An increase on when to pay Capital Gains Tax on property transactions
As of 27 October 2021 the deadline for reporting and paying Capital Gains Tax (CGT), following completion of the sale of UK residential property, will increase from 30 to 60 days. The same deadline increase will also apply to non-UK residents disposing of UK property.
Basis period reform
The previous basis period rules for unincorporated businesses will be reformed and legislated for in Finance Bill 2021/22. This will result in all business profits (or losses) for a tax year being calculated with reference to those profits and losses arising in the tax year itself, regardless of the business’ accounting date.
This will simplify what can often be a complex tax area. It will, in effect, reduce the need for profits to be taxed twice when a business is first started, or when a partner joins a partnership.
The transition to the new rules will take place in 2023/24 and the new rules will come into force from 6 April 2024. During the transition year, overlap relief can be used and any profit generated during the alignment of the basis period with the tax year will be able to be spread over a five-year period for tax purposes, starting with the tax year.
Making Tax Digital implementation dates
The introduction of Making Tax Digital (MTD) was supposed to come into force from April 2023, for any taxpayers with businesses and/or property incomes of more than £10,000. There will now be a delay in this with the new dates for MTD will be as follows:
- April 2024 for taxpayers who are sole traders or landlords
- April 2025 for taxpayers who are classed as general partnerships
Dividend tax increase confirmed
Announced alongside the Health and Social Care levy, there will be an increase in the rates of dividend tax from 6 April 2022.

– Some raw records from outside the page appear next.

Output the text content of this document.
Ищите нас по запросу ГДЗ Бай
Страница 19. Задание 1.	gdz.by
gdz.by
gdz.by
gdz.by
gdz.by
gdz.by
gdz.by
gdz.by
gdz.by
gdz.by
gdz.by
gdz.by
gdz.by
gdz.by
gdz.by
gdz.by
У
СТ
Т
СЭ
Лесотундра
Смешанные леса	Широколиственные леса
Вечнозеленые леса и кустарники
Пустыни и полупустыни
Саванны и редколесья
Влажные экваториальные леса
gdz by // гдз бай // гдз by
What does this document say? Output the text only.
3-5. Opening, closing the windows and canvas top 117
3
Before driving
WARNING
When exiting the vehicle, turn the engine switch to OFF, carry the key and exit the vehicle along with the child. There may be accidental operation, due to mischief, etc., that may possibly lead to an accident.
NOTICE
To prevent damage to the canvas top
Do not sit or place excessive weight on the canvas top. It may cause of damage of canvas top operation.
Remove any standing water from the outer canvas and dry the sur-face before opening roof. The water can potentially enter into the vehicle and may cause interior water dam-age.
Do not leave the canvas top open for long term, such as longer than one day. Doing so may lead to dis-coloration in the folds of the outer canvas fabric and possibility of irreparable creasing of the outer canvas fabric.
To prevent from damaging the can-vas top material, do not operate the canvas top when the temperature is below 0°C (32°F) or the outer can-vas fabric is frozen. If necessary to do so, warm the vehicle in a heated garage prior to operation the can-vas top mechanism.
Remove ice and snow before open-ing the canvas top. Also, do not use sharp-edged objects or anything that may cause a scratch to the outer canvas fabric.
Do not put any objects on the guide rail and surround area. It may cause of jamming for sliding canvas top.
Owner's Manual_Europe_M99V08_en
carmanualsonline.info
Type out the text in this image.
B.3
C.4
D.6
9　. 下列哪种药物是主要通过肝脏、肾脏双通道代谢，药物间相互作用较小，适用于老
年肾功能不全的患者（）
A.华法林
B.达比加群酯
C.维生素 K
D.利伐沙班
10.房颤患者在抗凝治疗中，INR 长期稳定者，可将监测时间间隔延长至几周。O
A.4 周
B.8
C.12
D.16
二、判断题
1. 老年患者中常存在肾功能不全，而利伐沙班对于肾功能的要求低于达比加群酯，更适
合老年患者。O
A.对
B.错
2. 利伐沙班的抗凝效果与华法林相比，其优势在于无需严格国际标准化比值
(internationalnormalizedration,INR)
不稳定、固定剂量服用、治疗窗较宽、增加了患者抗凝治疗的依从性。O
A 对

This will take the form of a 1.25% on each dividend rate and will be applied as follows:
|Income tax band||Dividend tax rate 2021/22||Dividend tax rate 2022/23|
|Basic-rate(income of £12,570 – £50,270)||7.5%||8.75%|
|Higher-rate(£50,271 – 150,000)||32.5%||33.75%|
The rationale behind this is to ensure that those individuals who earn through dividends, rather than employment or self-employment, make a corresponding contribution to help to fund additional health and social care spending.
Alcohol duties reforms
Air passenger duty
A new domestic band for air passenger duty for 2023 will be set at £6.50 for flights between airports in England, Scotland, Wales and Northern Ireland. This doesn’t include private jets.